# Che freddo!!!!



## Ginevra65 (19 Dicembre 2017)




----------



## Skorpio (19 Dicembre 2017)

*...*

E dopo questo....


----------



## Ginevra65 (19 Dicembre 2017)

Skorpio ha detto:


> E dopo questo....


cioccolata calda e poi sotto le coperte abbracciati.......oggi la giornata giusta


----------



## OcchiVerdi (20 Dicembre 2017)

Ginevra65 ha detto:


> cioccolata calda e poi sotto le coperte abbracciati.......oggi la giornata giusta


Panna vegetale per me. grazie.


----------



## Ginevra65 (20 Dicembre 2017)

OcchiVerdi ha detto:


> Panna vegetale per me. grazie.


e cioccolata con acqua?


----------



## OcchiVerdi (20 Dicembre 2017)

Ginevra65 ha detto:


> e cioccolata con acqua?


Con latte vegetale.


----------



## disincantata (20 Dicembre 2017)

OcchiVerdi ha detto:


> Con latte vegetale.


Esagerato!


----------



## oriente70 (20 Dicembre 2017)

Oggi solo 28 gradi si stava bene ..


----------



## ologramma (21 Dicembre 2017)

oriente70 ha detto:


> Oggi solo 28 gradi si stava bene ..


beato te ma dove sei?


----------



## OcchiVerdi (21 Dicembre 2017)

disincantata ha detto:


> Esagerato!


Non c'è nulla di esagerato nel volersi alimentare in modo sano e salutare senza portare sofferenza a nessun essere vivente e rispettando il pianeta. Mi spiace.


----------



## Ginevra65 (21 Dicembre 2017)

OcchiVerdi ha detto:


> Non c'è nulla di esagerato nel volersi alimentare in modo sano e salutare senza portare sofferenza a nessun essere vivente e rispettando il pianeta. Mi spiace.


scusa ma strizzare la tetta alla mucca per il latte non è sofferenza. Lo fa pure il vitello.


----------



## Ginevra65 (21 Dicembre 2017)

oriente70 ha detto:


> Oggi solo 28 gradi si stava bene ..


e va bene!!!!! sei fortunato e allora? Noi ci mangiamo la cioccolata calda con panna tiè:rotfl::rotfl:


----------



## Brunetta (21 Dicembre 2017)

Ginevra65 ha detto:


> e va bene!!!!! sei fortunato e allora? Noi ci mangiamo la cioccolata calda con panna tiè:rotfl::rotfl:


Tzé :carneval:


----------



## OcchiVerdi (21 Dicembre 2017)

Ginevra65 ha detto:


> scusa ma strizzare la tetta alla mucca per il latte non è sofferenza. Lo fa pure il vitello.
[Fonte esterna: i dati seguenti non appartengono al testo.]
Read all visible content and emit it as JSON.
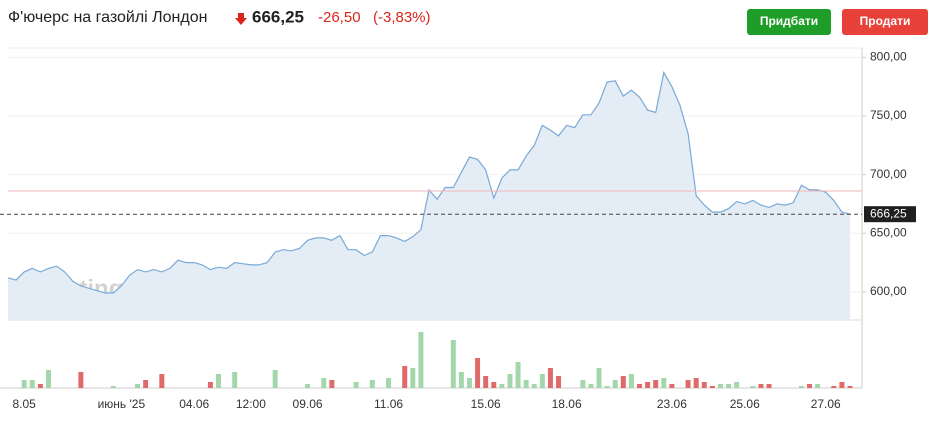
{
  "header": {
    "title": "Ф'ючерс на газойлі Лондон",
    "price": {
      "value": 666.25,
      "label": "666,25"
    },
    "change": {
      "value": -26.5,
      "label": "-26,50"
    },
    "change_percent": {
      "value": -3.83,
      "label": "(-3,83%)"
    },
    "buy_button": "Придбати",
    "sell_button": "Продати"
  },
  "chart_data": {
    "type": "area",
    "watermark": "Investing.com",
    "categories": [
      null,
      null,
      "8.05",
      null,
      null,
      null,
      null,
      null,
      null,
      null,
      null,
      null,
      null,
      null,
      "июнь '25",
      null,
      null,
      null,
      null,
      null,
      null,
      null,
      null,
      "04.06",
      null,
      null,
      null,
      null,
      null,
      null,
      "12:00",
      null,
      null,
      null,
      null,
      null,
      null,
      "09.06",
      null,
      null,
      null,
      null,
      null,
      null,
      null,
      null,
      null,
      "11.06",
      null,
      null,
      null,
      null,
      null,
      null,
      null,
      null,
      null,
      null,
      null,
      "15.06",
      null,
      null,
      null,
      null,
      null,
      null,
      null,
      null,
      null,
      "18.06",
      null,
      null,
      null,
      null,
      null,
      null,
      null,
      null,
      null,
      null,
      null,
      null,
      "23.06",
      null,
      null,
      null,
      null,
      null,
      null,
      null,
      null,
      "25.06",
      null,
      null,
      null,
      null,
      null,
      null,
      null,
      null,
      null,
      "27.06",
      null,
      null,
      null
    ],
    "series": [
      {
        "color": "#7aa9d6",
        "fill": "#e4edf6",
        "values": [
          612,
          610,
          617,
          620,
          617,
          620,
          622,
          617,
          609,
          605,
          603,
          601,
          599,
          599,
          605,
          614,
          619,
          617,
          619,
          617,
          620,
          627,
          625,
          625,
          623,
          619,
          621,
          620,
          625,
          624,
          623,
          623,
          625,
          634,
          636,
          635,
          637,
          644,
          646,
          646,
          644,
          648,
          636,
          636,
          631,
          634,
          648,
          648,
          646,
          643,
          647,
          653,
          687,
          679,
          689,
          689,
          702,
          715,
          713,
          704,
          680,
          697,
          704,
          704,
          716,
          725,
          742,
          738,
          733,
          742,
          740,
          751,
          751,
          761,
          779,
          780,
          767,
          772,
          766,
          755,
          753,
          787,
          775,
          759,
          735,
          682,
          674,
          668,
          668,
          671,
          677,
          675,
          678,
          674,
          672,
          675,
          674,
          676,
          691,
          687,
          687,
          685,
          678,
          668,
          666.25
        ]
      }
    ],
    "volume": {
      "up_color": "#a3d7ab",
      "down_color": "#e06a6a",
      "values": [
        0,
        0,
        8,
        8,
        4,
        18,
        0,
        0,
        0,
        16,
        0,
        0,
        0,
        2,
        0,
        0,
        4,
        8,
        0,
        14,
        0,
        0,
        0,
        0,
        0,
        6,
        14,
        0,
        16,
        0,
        0,
        0,
        0,
        18,
        0,
        0,
        0,
        4,
        0,
        10,
        8,
        0,
        0,
        6,
        0,
        8,
        0,
        10,
        0,
        22,
        20,
        56,
        0,
        0,
        0,
        48,
        16,
        10,
        30,
        12,
        6,
        4,
        14,
        26,
        8,
        4,
        14,
        20,
        12,
        0,
        0,
        8,
        4,
        20,
        2,
        8,
        12,
        14,
        4,
        6,
        8,
        10,
        4,
        0,
        8,
        10,
        6,
        2,
        4,
        4,
        6,
        0,
        2,
        4,
        4,
        0,
        0,
        0,
        2,
        4,
        4,
        0,
        2,
        6,
        2
      ]
    },
    "ylim": [
      576,
      808
    ],
    "yticks": [
      {
        "value": 600,
        "label": "600,00"
      },
      {
        "value": 650,
        "label": "650,00"
      },
      {
        "value": 700,
        "label": "700,00"
      },
      {
        "value": 750,
        "label": "750,00"
      },
      {
        "value": 800,
        "label": "800,00"
      }
    ],
    "reference_line": {
      "value": 686,
      "color": "#f2b6b6"
    },
    "last_value": {
      "value": 666.25,
      "label": "666,25"
    }
  }
}
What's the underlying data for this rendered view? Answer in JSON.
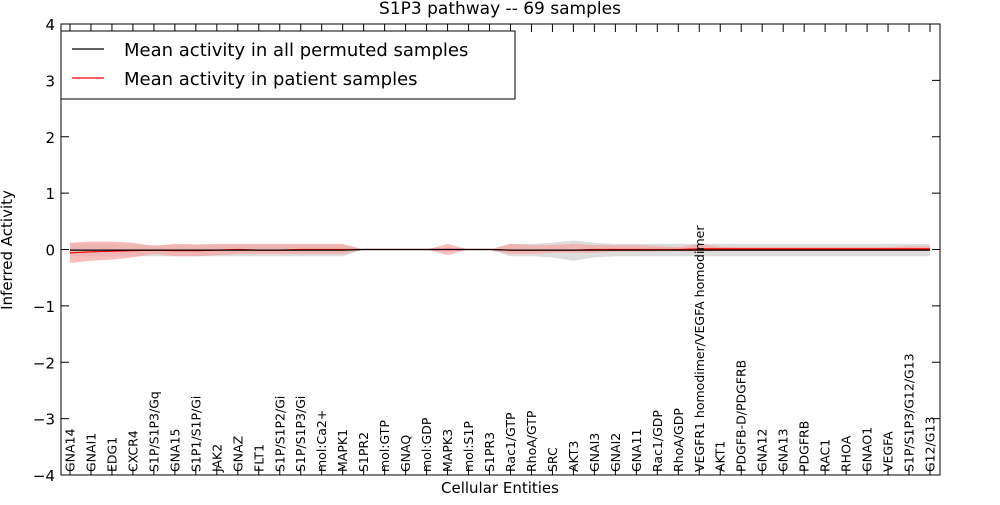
{
  "chart_data": {
    "type": "line",
    "title": "S1P3 pathway -- 69 samples",
    "xlabel": "Cellular Entities",
    "ylabel": "Inferred Activity",
    "ylim": [
      -4,
      4
    ],
    "yticks": [
      {
        "value": -4,
        "label": "−4"
      },
      {
        "value": -3,
        "label": "−3"
      },
      {
        "value": -2,
        "label": "−2"
      },
      {
        "value": -1,
        "label": "−1"
      },
      {
        "value": 0,
        "label": "0"
      },
      {
        "value": 1,
        "label": "1"
      },
      {
        "value": 2,
        "label": "2"
      },
      {
        "value": 3,
        "label": "3"
      },
      {
        "value": 4,
        "label": "4"
      }
    ],
    "categories": [
      "GNA14",
      "GNAI1",
      "EDG1",
      "CXCR4",
      "S1P/S1P3/Gq",
      "GNA15",
      "S1P1/S1P/Gi",
      "JAK2",
      "GNAZ",
      "FLT1",
      "S1P/S1P2/Gi",
      "S1P/S1P3/Gi",
      "mol:Ca2+",
      "MAPK1",
      "S1PR2",
      "mol:GTP",
      "GNAQ",
      "mol:GDP",
      "MAPK3",
      "mol:S1P",
      "S1PR3",
      "Rac1/GTP",
      "RhoA/GTP",
      "SRC",
      "AKT3",
      "GNAI3",
      "GNAI2",
      "GNA11",
      "Rac1/GDP",
      "RhoA/GDP",
      "VEGFR1 homodimer/VEGFA homodimer",
      "AKT1",
      "PDGFB-D/PDGFRB",
      "GNA12",
      "GNA13",
      "PDGFRB",
      "RAC1",
      "RHOA",
      "GNAO1",
      "VEGFA",
      "S1P/S1P3/G12/G13",
      "G12/G13"
    ],
    "legend": {
      "location": "top-left",
      "entries": [
        {
          "label": "Mean activity in all permuted samples",
          "color": "#000000"
        },
        {
          "label": "Mean activity in patient samples",
          "color": "#ff0000"
        }
      ]
    },
    "series": [
      {
        "name": "Mean activity in all permuted samples",
        "color": "#000000",
        "band_color": "#bbbbbb",
        "values": [
          -0.01,
          -0.01,
          -0.01,
          -0.01,
          -0.01,
          -0.01,
          -0.01,
          -0.01,
          -0.01,
          -0.01,
          -0.01,
          -0.01,
          -0.01,
          -0.01,
          0.0,
          0.0,
          0.0,
          0.0,
          0.0,
          0.0,
          0.0,
          -0.01,
          -0.01,
          -0.01,
          -0.01,
          -0.01,
          -0.01,
          -0.01,
          -0.01,
          -0.01,
          -0.01,
          -0.01,
          -0.01,
          -0.01,
          -0.01,
          -0.01,
          -0.01,
          -0.01,
          -0.01,
          -0.01,
          -0.01,
          -0.01
        ],
        "band_upper": [
          0.1,
          0.1,
          0.1,
          0.09,
          0.08,
          0.08,
          0.08,
          0.08,
          0.08,
          0.08,
          0.08,
          0.08,
          0.08,
          0.08,
          0.0,
          0.0,
          0.0,
          0.0,
          0.0,
          0.0,
          0.0,
          0.1,
          0.1,
          0.12,
          0.16,
          0.12,
          0.1,
          0.1,
          0.1,
          0.1,
          0.1,
          0.1,
          0.1,
          0.1,
          0.1,
          0.1,
          0.1,
          0.1,
          0.1,
          0.1,
          0.1,
          0.1
        ],
        "band_lower": [
          -0.12,
          -0.12,
          -0.12,
          -0.12,
          -0.12,
          -0.12,
          -0.12,
          -0.12,
          -0.12,
          -0.12,
          -0.12,
          -0.12,
          -0.12,
          -0.12,
          0.0,
          0.0,
          0.0,
          0.0,
          0.0,
          0.0,
          0.0,
          -0.12,
          -0.12,
          -0.14,
          -0.2,
          -0.14,
          -0.12,
          -0.12,
          -0.12,
          -0.12,
          -0.12,
          -0.12,
          -0.12,
          -0.12,
          -0.12,
          -0.12,
          -0.12,
          -0.12,
          -0.12,
          -0.12,
          -0.12,
          -0.12
        ]
      },
      {
        "name": "Mean activity in patient samples",
        "color": "#ff0000",
        "band_color": "#f4a6a6",
        "values": [
          -0.06,
          -0.04,
          -0.03,
          -0.02,
          -0.01,
          -0.02,
          -0.02,
          -0.01,
          0.0,
          -0.01,
          -0.01,
          0.0,
          0.0,
          0.0,
          0.0,
          0.0,
          0.0,
          0.0,
          0.0,
          0.0,
          0.0,
          -0.01,
          -0.01,
          -0.01,
          -0.01,
          0.0,
          0.0,
          0.0,
          0.0,
          0.0,
          0.01,
          0.01,
          0.01,
          0.01,
          0.01,
          0.01,
          0.01,
          0.01,
          0.01,
          0.01,
          0.01,
          0.01
        ],
        "band_upper": [
          0.12,
          0.14,
          0.14,
          0.12,
          0.06,
          0.1,
          0.09,
          0.1,
          0.1,
          0.1,
          0.1,
          0.1,
          0.1,
          0.1,
          0.0,
          0.0,
          0.0,
          0.0,
          0.1,
          0.0,
          0.0,
          0.1,
          0.08,
          0.08,
          0.1,
          0.08,
          0.08,
          0.08,
          0.06,
          0.04,
          0.1,
          0.05,
          0.04,
          0.04,
          0.04,
          0.04,
          0.04,
          0.04,
          0.04,
          0.04,
          0.06,
          0.06
        ],
        "band_lower": [
          -0.24,
          -0.2,
          -0.18,
          -0.14,
          -0.08,
          -0.12,
          -0.12,
          -0.1,
          -0.08,
          -0.08,
          -0.08,
          -0.08,
          -0.08,
          -0.08,
          0.0,
          0.0,
          0.0,
          0.0,
          -0.1,
          0.0,
          0.0,
          -0.08,
          -0.08,
          -0.06,
          -0.06,
          -0.06,
          -0.04,
          -0.04,
          -0.03,
          -0.03,
          -0.04,
          -0.02,
          -0.02,
          -0.02,
          -0.02,
          -0.02,
          -0.02,
          -0.02,
          -0.02,
          -0.02,
          -0.02,
          -0.02
        ]
      }
    ]
  }
}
Non sai di cosa stai parlando. Primo il vitello il latte non lo beve. Viene tolto alla madre e nutrito ad acqua sporca di latte per tenere la carne bianca. Dopo 6 mesi chiuso in un Box viene macellato senza troppa carineria nel migliore delle ipotesi. Spesso viene lasciato morire di fame e poi frullato intero per fare i wurstel...

La mucca se non partorisce non fa latte... giusto perchè ancora non tutti sanno cosa sono i mammiferi.


----------



## oriente70 (21 Dicembre 2017)

ologramma ha detto:


> beato te ma dove sei?


Vago per il medio Oriente


----------



## oriente70 (21 Dicembre 2017)

Ginevra65 ha detto:


> e va bene!!!!! sei fortunato e allora? Noi ci mangiamo la cioccolata calda con panna tiè:rotfl::rotfl:


Appena posso passo ad assggiarla ....la cioccolata ...possibilmente amara


----------



## Ginevra65 (21 Dicembre 2017)

oriente70 ha detto:


> Appena posso passo ad assggiarla ....la cioccolata ...possibilmente amara


la cioccolata ovvio!  amara con panna?


----------



## oriente70 (21 Dicembre 2017)

Amara di sicuro per la panna deciderò al momento ...


----------



## Ginevra65 (21 Dicembre 2017)

OcchiVerdi ha detto:


> Non sai di cosa stai parlando. Primo il vitello il latte non lo beve. Viene tolto alla madre e nutrito ad acqua sporca di latte per tenere la carne bianca. Dopo 6 mesi chiuso in un Box viene macellato senza troppa carineria nel migliore delle ipotesi. Spesso viene lasciato morire di fame e poi frullato intero per fare i wurstel...
> 
> La mucca se non partorisce non fa latte... giusto perchè ancora non tutti sanno cosa sono i mammiferi.


io so solo che potrei morire di fame. C'è chi non vuole mangiare verdure perché ama la flora. C'è chi ama gli animali e preciso animali e non essere vivente, perché anche le piante sono esseri viventi. Difficile districarsi. Io per partito preso mangio tutto così non si offende nessuno. Nessun favoritismo.


----------



## OcchiVerdi (22 Dicembre 2017)

Ginevra65 ha detto:


> io so solo che potrei morire di fame. C'è chi non vuole mangiare verdure perché ama la flora. C'è chi ama gli animali e preciso animali e non essere vivente, perché anche le piante sono esseri viventi. Difficile districarsi. Io per partito preso mangio tutto così non si offende nessuno. Nessun favoritismo.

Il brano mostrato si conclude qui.